Хозяйка шмыгнула носом, сердито осведомилась:
— Можа, ишо че скомандуешь? Давай, не стесняйся, все враз исполню.
Апти потоптался, взялся колоть дрова дальше. Женщина, постояв рядом, вздохнула:
— Ох-хо-хонюшки! Кто б другой сопротивлялся с гордой натуры, а я дак потерплю. Слышь, работничек незваный, ухайдакаисси — кликни, сменю на трудовом посту.
Ушла в дом.
Апти выдергивал из поленницы кругляши поядренее. Задирал топор, падая телом вперед, рушил лезвие на железный торец. Полено стонуще крякало, разваливалось надвое. Разогретое тело жадно просило движения. Скосив глаза, отмечал за спущенной занавеской в избе розовый отсвет печного огня.
Наработавшись всласть, побаюкал ноющую руку. Сгреб беремя поленьев вполовину своего веса, медведем ввалился в саклю. Грохнул дровами о пол, разогнулся, обомлел: у ситцевой занавески стояла в пестром кафтане… Синеглазка из сказки.
— Силен мужик, — похвалила она. — А что так мало приволок? Кряхтел на весь аул, а дровишек — с гулькин нос.
Апти оторопело повернулся, пошел к двери. Перед глазами неотступно стояла девица из дубовской сказки: водяные омута вместо глаз, язык в колючках и красоты нездешней, неземной.
— Погоди, паря, — окликнула хозяйка. — Куда тя развернуло? За дровами, што ль? Дак пошутила я.
Апти остановился.
— Ну дяла-а-а, — усмехнулась, качнула головой хозяйка. — Скажешь «геть» — он пошел, скажешь «тпруся» — он стоит. Прям теленочек. Ну что смотришь? Промычал бы, че ли.
— Ты Синеглазка, — твердо и бесповоротно уличил Апти.
— Вот те раз! Это с какого боку понимать?
— Тебя Иван-царевич цаловал, потом от тебя на коне убегал. Ты яво догоняла.
— Ох ты, мать честная! — всплеснула руками хозяйка. — Мы, выходит, окромя рубки дров сказки почитываем? Ну послал бог помощничка на ночь глядючи.
— Много говоришь, женщина, — осознав подопытную свою роль, хмуро сказал Апти. — Малый дело к тибе есть.
— Фу-ты ну-ты, какие мы, с норовом. О делах успеется. Садись, гостенек, кормить буду. Заработал. Звать-то как?

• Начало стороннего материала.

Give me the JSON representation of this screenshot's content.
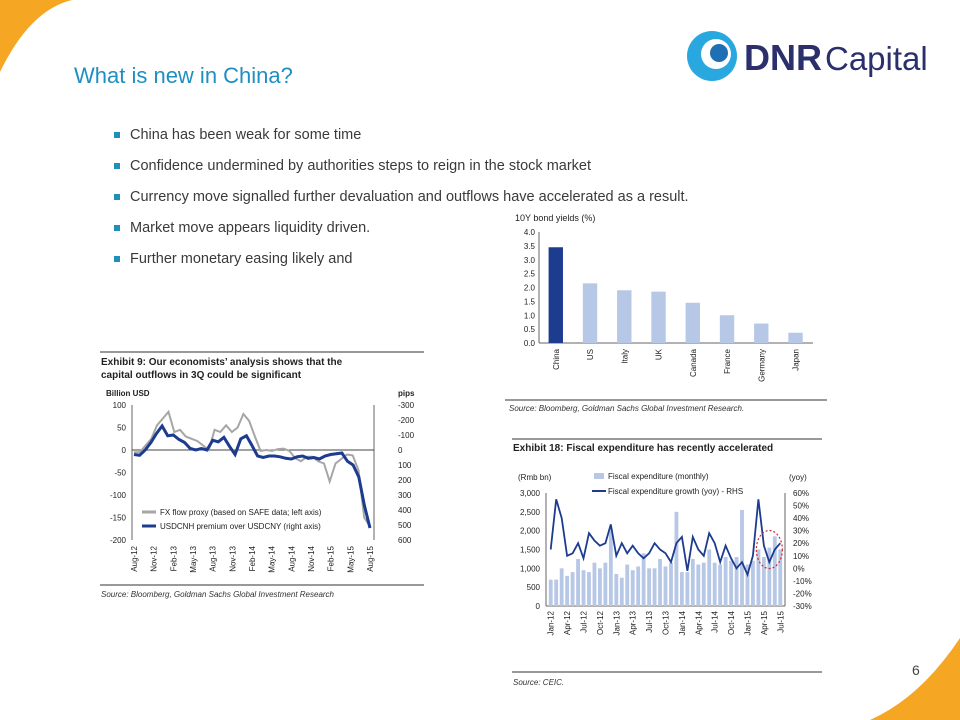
{
  "slide": {
    "title": "What is new in China?",
    "bullets": [
      "China has been weak for some time",
      "Confidence undermined by authorities steps to reign in the stock market",
      "Currency move signalled further devaluation and outflows have accelerated as a result.",
      "Market move appears liquidity driven.",
      "Further monetary easing likely and"
    ],
    "page_number": "6",
    "logo": {
      "word_bold": "DNR",
      "word_light": "Capital"
    },
    "colors": {
      "title": "#1e8fc0",
      "accent_orange": "#f5a623",
      "navy": "#1d3b8f",
      "light_bar": "#b7c7e6",
      "grey_line": "#a6a6a6",
      "red_marker": "#d9262e"
    }
  },
  "chart_data": [
    {
      "type": "bar",
      "title": "10Y bond yields (%)",
      "categories": [
        "China",
        "US",
        "Italy",
        "UK",
        "Canada",
        "France",
        "Germany",
        "Japan"
      ],
      "values": [
        3.45,
        2.15,
        1.9,
        1.85,
        1.45,
        1.0,
        0.7,
        0.37
      ],
      "ylim": [
        0,
        4
      ],
      "yticks": [
        "0.0",
        "0.5",
        "1.0",
        "1.5",
        "2.0",
        "2.5",
        "3.0",
        "3.5",
        "4.0"
      ],
      "source": "Source: Bloomberg, Goldman Sachs Global Investment Research."
    },
    {
      "type": "line",
      "title_lines": [
        "Exhibit 9: Our economists’ analysis shows that the",
        "capital outflows in 3Q could be significant"
      ],
      "left_axis_label": "Billion USD",
      "right_axis_label": "pips",
      "left_ylim": [
        -200,
        100
      ],
      "right_ylim": [
        600,
        -300
      ],
      "left_ticks": [
        "100",
        "50",
        "0",
        "-50",
        "-100",
        "-150",
        "-200"
      ],
      "right_ticks": [
        "-300",
        "-200",
        "-100",
        "0",
        "100",
        "200",
        "300",
        "400",
        "500",
        "600"
      ],
      "x_tick_labels": [
        "Aug-12",
        "Nov-12",
        "Feb-13",
        "May-13",
        "Aug-13",
        "Nov-13",
        "Feb-14",
        "May-14",
        "Aug-14",
        "Nov-14",
        "Feb-15",
        "May-15",
        "Aug-15"
      ],
      "series": [
        {
          "name": "FX flow proxy (based on SAFE data; left axis)",
          "axis": "left",
          "color": "#a6a6a6",
          "values": [
            -5,
            -5,
            10,
            25,
            55,
            70,
            85,
            40,
            45,
            30,
            25,
            20,
            10,
            0,
            45,
            40,
            55,
            40,
            50,
            80,
            65,
            30,
            -2,
            0,
            -2,
            2,
            3,
            -2,
            -18,
            -25,
            -15,
            -15,
            -25,
            -30,
            -70,
            -30,
            -20,
            -10,
            -12,
            -45,
            -150,
            -170
          ]
        },
        {
          "name": "USDCNH premium over USDCNY (right axis)",
          "axis": "right",
          "color": "#1d3b8f",
          "values": [
            30,
            35,
            0,
            -50,
            -110,
            -160,
            -95,
            -100,
            -70,
            -50,
            -10,
            0,
            -10,
            0,
            -65,
            -55,
            -85,
            -25,
            30,
            -75,
            -95,
            -30,
            40,
            50,
            40,
            40,
            45,
            55,
            60,
            45,
            40,
            55,
            50,
            60,
            40,
            30,
            25,
            20,
            75,
            100,
            180,
            370,
            520
          ]
        }
      ],
      "source": "Source: Bloomberg, Goldman Sachs Global Investment Research"
    },
    {
      "type": "bar+line",
      "title": "Exhibit 18: Fiscal expenditure has recently accelerated",
      "left_axis_label": "(Rmb bn)",
      "right_axis_label": "(yoy)",
      "left_ylim": [
        0,
        3000
      ],
      "right_ylim": [
        -30,
        60
      ],
      "left_ticks": [
        "3,000",
        "2,500",
        "2,000",
        "1,500",
        "1,000",
        "500",
        "0"
      ],
      "right_ticks": [
        "60%",
        "50%",
        "40%",
        "30%",
        "20%",
        "10%",
        "0%",
        "-10%",
        "-20%",
        "-30%"
      ],
      "x_tick_labels": [
        "Jan-12",
        "Apr-12",
        "Jul-12",
        "Oct-12",
        "Jan-13",
        "Apr-13",
        "Jul-13",
        "Oct-13",
        "Jan-14",
        "Apr-14",
        "Jul-14",
        "Oct-14",
        "Jan-15",
        "Apr-15",
        "Jul-15"
      ],
      "series": [
        {
          "name": "Fiscal expenditure (monthly)",
          "type": "bar",
          "axis": "left",
          "color": "#b7c7e6",
          "values": [
            700,
            700,
            1000,
            800,
            900,
            1250,
            950,
            900,
            1150,
            1000,
            1150,
            2050,
            850,
            750,
            1100,
            950,
            1050,
            1400,
            1000,
            1000,
            1250,
            1050,
            1150,
            2500,
            900,
            900,
            1250,
            1100,
            1150,
            1500,
            1150,
            1100,
            1300,
            1200,
            1300,
            2550,
            1100,
            1200,
            1500,
            1300,
            1550,
            1850,
            1500
          ]
        },
        {
          "name": "Fiscal expenditure growth (yoy) - RHS",
          "type": "line",
          "axis": "right",
          "color": "#1d3b8f",
          "values": [
            15,
            55,
            40,
            10,
            12,
            20,
            8,
            28,
            22,
            18,
            20,
            35,
            10,
            20,
            12,
            18,
            12,
            8,
            12,
            20,
            15,
            12,
            5,
            20,
            25,
            -2,
            25,
            15,
            10,
            28,
            20,
            5,
            18,
            8,
            0,
            5,
            -5,
            10,
            55,
            18,
            5,
            15,
            20
          ]
        }
      ],
      "source": "Source: CEIC."
    }
  ]
}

— Апти меня звать, — прошел к зашторенному окну, сел на лавку Апти.
— А по батюшке? — пропела хозяйка, проворно мостя на столе чашки, ложки, соленую капусту. Строгая и гордая худоба, густая синева под глазами выдавали нелегкую долю коренной россиянки, заброшенной в горный аул.

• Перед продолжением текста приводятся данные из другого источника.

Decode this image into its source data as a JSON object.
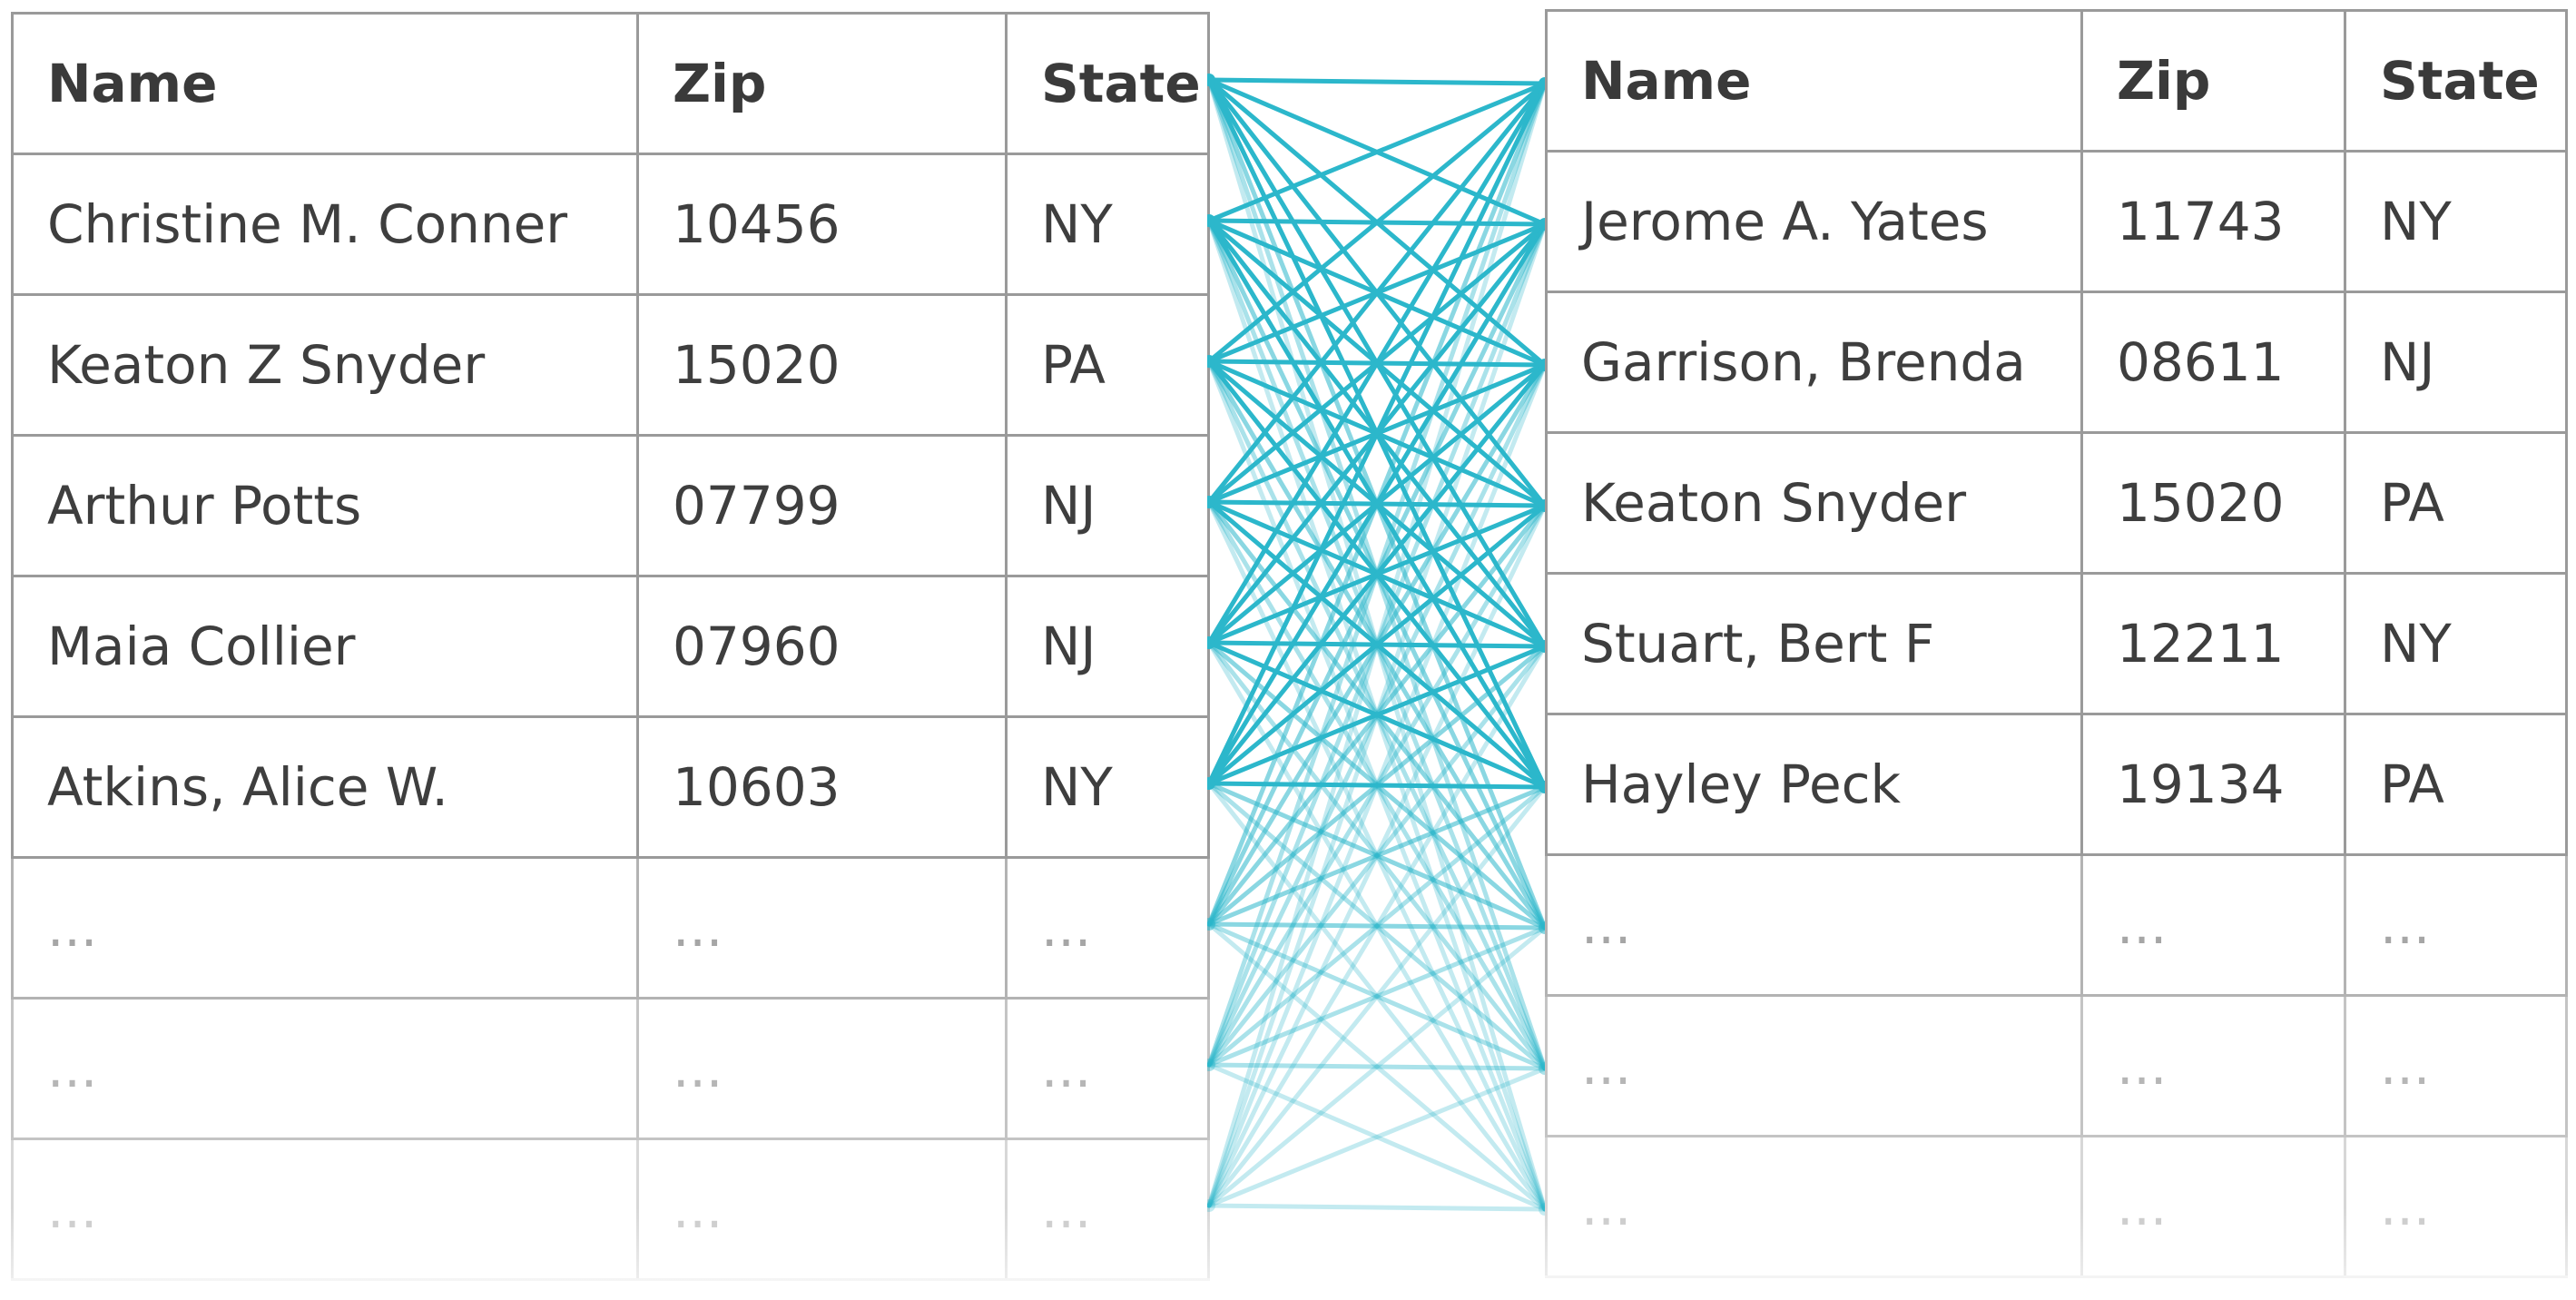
{
  "left_table": {
    "headers": [
      "Name",
      "Zip",
      "State"
    ],
    "rows": [
      [
        "Christine M. Conner",
        "10456",
        "NY"
      ],
      [
        "Keaton Z Snyder",
        "15020",
        "PA"
      ],
      [
        "Arthur Potts",
        "07799",
        "NJ"
      ],
      [
        "Maia Collier",
        "07960",
        "NJ"
      ],
      [
        "Atkins, Alice W.",
        "10603",
        "NY"
      ],
      [
        "...",
        "...",
        "..."
      ],
      [
        "...",
        "...",
        "..."
      ],
      [
        "...",
        "...",
        "..."
      ]
    ]
  },
  "right_table": {
    "headers": [
      "Name",
      "Zip",
      "State"
    ],
    "rows": [
      [
        "Jerome A. Yates",
        "11743",
        "NY"
      ],
      [
        "Garrison, Brenda",
        "08611",
        "NJ"
      ],
      [
        "Keaton Snyder",
        "15020",
        "PA"
      ],
      [
        "Stuart, Bert F",
        "12211",
        "NY"
      ],
      [
        "Hayley Peck",
        "19134",
        "PA"
      ],
      [
        "...",
        "...",
        "..."
      ],
      [
        "...",
        "...",
        "..."
      ],
      [
        "...",
        "...",
        "..."
      ]
    ]
  },
  "links": {
    "color": "#2cb7cb",
    "pairing": "all-to-all",
    "solid_rows": 6,
    "faded_rows": 3
  }
}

— Не надо батюшка, Апти зови, — сказал Акуев.
— А меня Надей нарекли. При полном параде — Надежда Трофимовна. Дак каким тя ветром ко мне поднесло? Чем занимаешься? Ваших-то бедолаг услали.
— Абрек я, — коротко сказал Апти, не посчитал нужным таиться.
— Это что, тот самый Апти-абрек? — опешила хозяйка, выпрямилась у печи. Однако не страхом, скорее жалостью напитывались ее глаза. Зрело в них что-то большее, чем простое любопытство, разгоралось задиристое ехидство. Выронила вдруг непонятно-скорый говорок: — Мама мыла раму?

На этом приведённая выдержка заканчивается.